Methods: An open-label non randomized trial in Abidjan, Côte d’Ivoire, starting in March 2001. Consenting women with HIV infection start oral ZDV (300 mg bid) = 36 wks of gestation and before beginning of labor when an oral loading dose of 600 mg ZDV + 200 mg NVP is given. The neonate is treated for 1 week with ZDV syrup (2 mg/kg/6 hrs) + a single dose of NVP syrup (2 mg/kg on Day 3). Each woman receives a supplementation in multivitamins, iron, foliates, and malaria prophylaxis. From enrollment, she is also provided with advice and support to either use breast milk substitutes from birth or breast feed exclusively with rapid weaning by 4 months. Pediatric HIV infection is diagnosed by plasma HIV viral load > 5,000 HIV RNA copies/ml (bDNA Chiron) at 4 wks and confirmed at 6 weeks. The reference group is the ANRS 049 DITRAME cohort treated with a short regimen of ZDV = 36 wks in a randomized trial and in the subsequent open-label phase. The 6-wk MTCT rate in this group was 13.1% (n = 320) and 22.0% in the placebo arm of the randomized trial (n = 197).

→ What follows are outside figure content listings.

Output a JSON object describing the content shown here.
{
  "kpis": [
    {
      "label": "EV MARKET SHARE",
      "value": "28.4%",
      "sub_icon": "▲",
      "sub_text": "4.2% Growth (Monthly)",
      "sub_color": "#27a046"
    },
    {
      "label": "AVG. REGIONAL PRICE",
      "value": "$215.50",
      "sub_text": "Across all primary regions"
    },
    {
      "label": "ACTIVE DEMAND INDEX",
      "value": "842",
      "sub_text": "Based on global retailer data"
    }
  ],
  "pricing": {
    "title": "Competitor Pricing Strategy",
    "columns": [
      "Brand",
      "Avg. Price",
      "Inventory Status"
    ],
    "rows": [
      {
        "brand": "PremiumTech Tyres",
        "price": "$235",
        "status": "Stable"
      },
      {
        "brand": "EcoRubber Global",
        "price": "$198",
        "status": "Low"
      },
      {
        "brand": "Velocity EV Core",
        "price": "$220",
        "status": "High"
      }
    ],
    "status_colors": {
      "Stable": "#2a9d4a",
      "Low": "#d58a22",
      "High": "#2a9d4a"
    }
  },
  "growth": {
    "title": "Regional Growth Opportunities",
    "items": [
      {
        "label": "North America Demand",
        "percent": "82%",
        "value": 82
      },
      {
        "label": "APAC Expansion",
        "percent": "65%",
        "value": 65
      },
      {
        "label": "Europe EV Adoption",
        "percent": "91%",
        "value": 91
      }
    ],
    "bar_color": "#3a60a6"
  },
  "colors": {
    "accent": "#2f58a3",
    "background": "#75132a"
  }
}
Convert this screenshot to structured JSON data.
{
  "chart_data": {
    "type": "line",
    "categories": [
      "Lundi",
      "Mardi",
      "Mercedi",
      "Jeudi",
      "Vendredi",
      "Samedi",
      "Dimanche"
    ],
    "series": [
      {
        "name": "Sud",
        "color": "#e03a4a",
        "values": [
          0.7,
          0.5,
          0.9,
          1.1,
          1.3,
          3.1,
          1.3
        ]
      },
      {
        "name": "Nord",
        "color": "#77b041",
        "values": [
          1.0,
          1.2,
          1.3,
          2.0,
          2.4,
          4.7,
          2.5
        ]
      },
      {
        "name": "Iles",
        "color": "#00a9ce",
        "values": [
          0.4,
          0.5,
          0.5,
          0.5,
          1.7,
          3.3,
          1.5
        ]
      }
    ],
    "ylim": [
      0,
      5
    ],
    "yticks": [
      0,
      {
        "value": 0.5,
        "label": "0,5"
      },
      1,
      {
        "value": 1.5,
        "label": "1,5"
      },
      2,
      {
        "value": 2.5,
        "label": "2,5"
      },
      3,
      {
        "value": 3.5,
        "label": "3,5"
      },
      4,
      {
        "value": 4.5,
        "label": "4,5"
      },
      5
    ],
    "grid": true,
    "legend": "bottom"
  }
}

Results: We included 402 HIV+ pregnant women until August 2002 when enrolment was closed. Median CD4 count is 378/mm3 (18% < 200, 30% = 500 CD4). Baseline mean plasma viral load is 4.1 log copies/ml. As of October 15, 371 women have delivered live-born singletons (6% by C-section); 22/331 children with 4-6 wk follow-up have been diagnosed with HIV infection. The MTCT rate is 6.7% (95% CI: 4.0-9.4%), a 49% reduction compared to the ZDV MTCT rate (p = 0.008 adjusted on maternal CD4) and a 70% reduction compared to the placebo. However, MTCT rate is still 18.6% with CD4 < 200 vs 21.2% with ZDV alone (p = 0.76). Transmission risk with ZDV + NVP is comparable when mothers opt for breast milk substitutes (7.6%, n = 158) or for exclusive breast feeding (5.9%, n = 173) (p = 0.43 adjusted for maternal CD4).
Conclusions: A ZDV + NVP regimen prevents most peripartum transmission of HIV in Africa irrespective of infant feeding choice, except with advanced maternal HIV disease. This combined treatment is one of the best options for short-course PMTCT and should be part of international guidelines.